Oil tumbles 3.4% Wednesday
Crude oil prices continued to slide Wednesday, falling 3.4% or $2.13 to $60.73, after the U.S. Energy Information Administration released this week’s inventory numbers, showing that crude oil inventories declined less than expected.
The U.S. EIA reports that in the week ending July 3, U.S. commercial crude oil inventories, excluding those in the Strategic Petroleum Reserve, decreased by 2.9 million barrels from the previous week.
“At 347.3 million barrels, U.S. crude oil inventories are above the upper boundary of the average range for this time of year,” says the EIA.
According to MarketWatch, analysts surveyed by Platts had expected a decline of 3.2 million barrels.
Meanwhile, total motor gasoline inventories increased by 1.9 million barrels last week, and are in the upper half of the average range, and distillate fuel inventories increased by 3.7 million barrels.

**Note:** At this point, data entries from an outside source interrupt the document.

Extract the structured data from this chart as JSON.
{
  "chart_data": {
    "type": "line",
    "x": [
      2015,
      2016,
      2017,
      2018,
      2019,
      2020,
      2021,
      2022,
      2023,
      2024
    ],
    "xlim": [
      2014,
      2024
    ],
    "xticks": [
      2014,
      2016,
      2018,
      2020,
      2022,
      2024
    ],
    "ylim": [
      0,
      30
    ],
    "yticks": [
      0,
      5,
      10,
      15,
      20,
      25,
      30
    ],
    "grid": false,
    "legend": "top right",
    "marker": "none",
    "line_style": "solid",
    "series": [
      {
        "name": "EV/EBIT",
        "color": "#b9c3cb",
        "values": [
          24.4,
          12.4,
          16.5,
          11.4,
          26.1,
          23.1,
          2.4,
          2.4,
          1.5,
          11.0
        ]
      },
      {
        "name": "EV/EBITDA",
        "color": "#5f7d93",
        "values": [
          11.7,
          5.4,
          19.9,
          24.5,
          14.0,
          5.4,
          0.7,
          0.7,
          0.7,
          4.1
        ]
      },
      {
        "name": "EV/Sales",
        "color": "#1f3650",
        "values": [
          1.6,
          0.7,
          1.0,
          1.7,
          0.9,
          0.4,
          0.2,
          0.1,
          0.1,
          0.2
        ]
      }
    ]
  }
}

Total commercial petroleum inventories climbed by 5.1 million barrels last week.
MarketWatch notes that analysts surveyed by Platts had expected a buildup of 900,000 in gasoline and 1.7 million barrels in distillate.
In response to a post on the Horizons BetaPro NYMEX Crude Oil Bear Plus ETF Bullboard entitled “Wow!!! EIA says increase of 5.1MM barrels!”, Barolo12 said: “and this coming at the start of the traditional peak useage period for finished products. People are vacationing in their back yards not going on the road. This is great news for HOD holders. Based on the news coming out these days (more bad news, not less bad news) I don't see the down trend for the POO stopping anytime soon[sic].”